In a horrific accident, a romantic break to the seaside turned to tragedy when a 36-year-old man was found dead near his hotel, an inquest heard.
Ralph Leyland, from Haydock, Merseyside, had visited Scarborough with his girlfriend for the weekend in August last year.
They had gone out for a meal and drinks after checking into the Grand Hotel, but the next morning Mr Leyland was found dead behind a bench on a terrace below the hotel.
It is believed he had “stumbled” and fell, hitting his head on the bench he was found behind.
The couple had been drinking cider and lager and had shared three bottles of wine.

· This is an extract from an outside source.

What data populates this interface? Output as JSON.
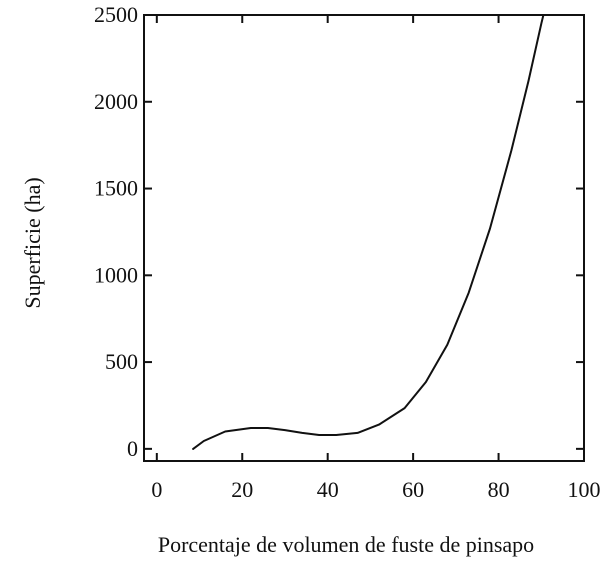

The pair had separated at some point during the evening and Mr Leyland was last seen on South Bay on CCTV alone at around 12.15am.
Mr Leyland was originally found by a homeless man, unresponsive but breathing, behind the bench.
The homeless man had been drinking cider all day and taking drugs and did not have a mobile phone to call for help.
Instead, he said in his witness statement, he put his sleeping bag over the man who was “having trouble catching his breath” but he “thought he had just had too much to drink”.
He then left the area, taking his sleeping bag, and did not return until the next morning to find the area cordoned off.
Three men had discovered the body later that morning.
Speaking as a witness, Mr Leyland’s partner said the last thing she could remember was Ralph singing on the karaoke. The next she knew, she was at the hotel room looking for him. She had sat on the steps outside the hotel and walked in and out of the bar across the street looking for him.
Attempting to hold back tears as she spoke, she said: “I wish I could remember because then maybe it would make sense but I just can’t.”
She woke up the next morning and Mr Leyland had still not returned so she reported it to the hotel staff. She was then taken to another room and told a man matching Mr Leyland’s ID had been found dead.
Detective Alex Parker, of North Yorkshire Police, attended the scene when police were called after the paramedics had confirmed Mr Leyland’s death.
He said: “Three males believed to be walking their dog in the area found him and called an ambulance. He was certified dead at the scene.”
He said there was no evidence of an assault and it would be a likely explanation that because of the alcohol he would have been unsteady on his feet.
The toxicology report found he had alcohol in his system equivalent to one and a half times over the drink-drive limit.
DC Parker said: “He would have been able to access this path. In my opinion, it would have been the most direct route up towards the Grand Hotel.”
The pathologist found no evidence of an assault and said: “Due to the severity of the damage to Mr Leyland’s brain, he must have been unconscious from the moment he hit the bench. He wouldn’t have been aware of anything.”
Mr Leyland was also wearing a Fitbit activity tracker on his wrist and there was a spike to 160 beats per minute at 12.30am. His heart rate then dropped to just 65 beats per minute until 4.30am when the heart rate stopped.
Coroner Michael Oakley recorded a verdict of accidental death at the inquest at Scarborough Town Hall.